Grenhas maltratadas de crioulas retintas; cabelos corredios e duros,
de caboclas; trunfas escandalosas, de africanas; madeixas castanhas e
louras de brancas legítimas, embaralhavam-se, sem uma fita, sem um
grampo, sem uma flor, o toucado ou a coifa mais pobre. Nos
vestuários singelos, de algodão ou de chita, deselegantes e
escorridos, não havia lobrigar-se a garridice menos pretensiosa: um
xale de lã, uma mantilha ou um lenço de cor, atenuando a monotonia
das vestes encardidas quase reduzidas a saias e camisas estraçoadas,
deixando expostos os peitos cobertos de rosários, de verônicas, de
cruzes, de figas, de amuletos, de dentes de animais, de bentinhos,
ou de nôminas encerrando cartas santas, únicos atavios que perdoava a
ascese exigente do evangelizador. Aqui, ali, extremando-se a
relanços naqueles acervos de trapos, um ou outro rosto formosíssimo,
em que ressurgiam, suplantando impressionadoramente a miséria e o
sombreado das outras faces rebarbativas, as linhas dessa beleza imortal
que o tipo judaico conserva imutável através dos tempos. Madonas
emparceiradas a fúrias, belos olhos profundos, em cujos negrumes
afuzila o desvario místico; frontes adoráveis, mal escampadas sob os
cabelos em desalinho, eram profanação cruel afogando-se naquela
matulagem repugnante que exsudava do mesmo passo o fartum engulhento das
carcaças imundas e o lento salmear dos benditos lúgubres como
responsórios... A reveses, as fogueiras quase abafadas,
vasquejando sob nuvens de fumo, crepitam, revivendo ao sopro da
viração noturna e chofrando precípites clarões sobre a turba.
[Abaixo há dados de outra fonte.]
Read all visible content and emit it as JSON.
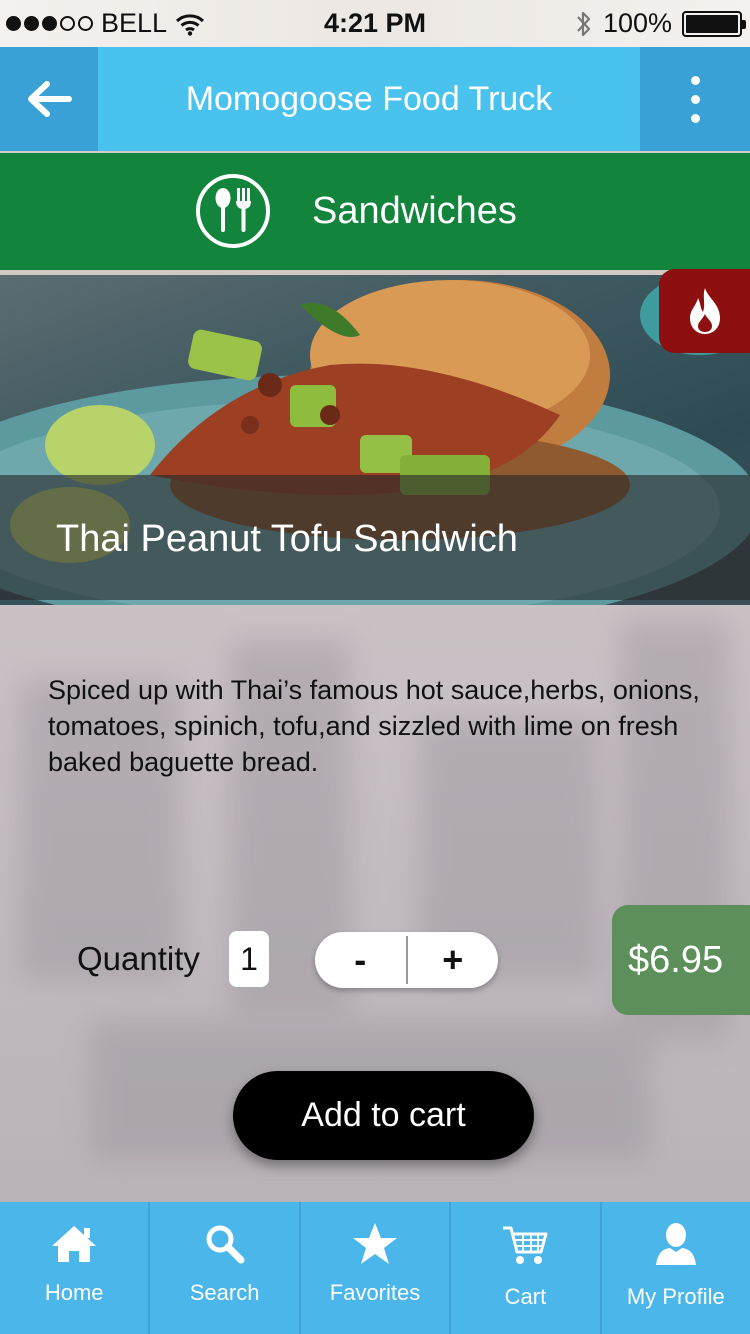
{
  "status_bar": {
    "carrier": "BELL",
    "time": "4:21 PM",
    "battery": "100%",
    "signal_bars_filled": 3,
    "signal_bars_total": 5
  },
  "header": {
    "title": "Momogoose Food Truck",
    "back_icon": "arrow-left-icon",
    "menu_icon": "kebab-menu-icon"
  },
  "category": {
    "label": "Sandwiches",
    "icon": "utensils-icon"
  },
  "item": {
    "name": "Thai Peanut Tofu Sandwich",
    "hot_badge_icon": "flame-icon",
    "description": "Spiced up with Thai’s famous hot sauce,herbs, onions, tomatoes, spinich, tofu,and sizzled with lime on fresh baked baguette bread.",
    "price": "$6.95"
  },
  "order": {
    "quantity_label": "Quantity",
    "quantity": "1",
    "decrement_label": "-",
    "increment_label": "+",
    "add_to_cart_label": "Add to cart"
  },
  "tabs": [
    {
      "label": "Home",
      "icon": "home-icon"
    },
    {
      "label": "Search",
      "icon": "search-icon"
    },
    {
      "label": "Favorites",
      "icon": "star-icon"
    },
    {
      "label": "Cart",
      "icon": "cart-icon"
    },
    {
      "label": "My Profile",
      "icon": "user-icon"
    }
  ],
  "colors": {
    "nav_blue": "#4ac2ee",
    "nav_button_blue": "#3aa1d6",
    "category_green": "#12843b",
    "hot_red": "#8e0f0f",
    "price_green": "#5c8f5a",
    "tab_blue": "#4ab6ea"
  }
}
Destaca-se, então, mais compacto, o grupo varonil dos homens,
mostrando idênticos contrastes: vaqueiros rudes e fortes, trocando,
como heróis decaídos, a bela armadura de couro pelo uniforme reles de
brim americano; criadores, ricos outrora, felizes pelo abandono das
boiadas e dos pousos animados; e menos numerosos, porém mais em
destaque, gandaieiros de todos os matizes, recidivos de todos os
delitos.
Na claridade amortecida dos braseiros esbatem-se os seus perfis
interessantes e vários. Já são famosos alguns. Prestigia-os o
renome de arriscadas aventuras, que a imaginação popular romanceia e
amplia. Lugar-tenentes do ditador humilde, tomam armados a frente do
ajuntamento. Mas não há distinguir-se-lhes neste instante, na
atitude e no gesto, o desgarre provocante dos valentões
incorrigíveis.
De joelhos, mãos enclavinhadas sobre o peito, o olhar tençoeiro e
mau esvai-se-lhes contemplativo e vago... José Venâncio, o
terror da Volta Grande, deslembra-se das dezoito mortes cometidas e
do espantalho dos processos à revelia, dobrando, contrito, a fronte
para a terra.
Ladeia-o o afoito Pajeú, rosto de bronze vincado de apófises
duras, mal aprumado o arcabouço atlético. Estático, mãos
postas, volve, como as suçuaranas em noite de luar, olhar absorto
para os céus. Logo após o seu ajudante-de-ordens inseparável,
Lalau, queda-se igualmente humílimo, joelhos dobrados sobre o
trabuco carregado. Chiquinho e João da Mota, dous irmãos aos
quais estava entregue o comando dos piquetes vigilantes nas estradas de
Cocorobó e Uauá, aparecem unidos, desfiando, crédulos, as
contas do mesmo rosário. Pedrão, cafuz entroncado e bruto, que com
trinta homens escolhidos guardava as vertentes da Canabrava, mal se
distingue, afastado, próximo de um digno êmulo de tropelias.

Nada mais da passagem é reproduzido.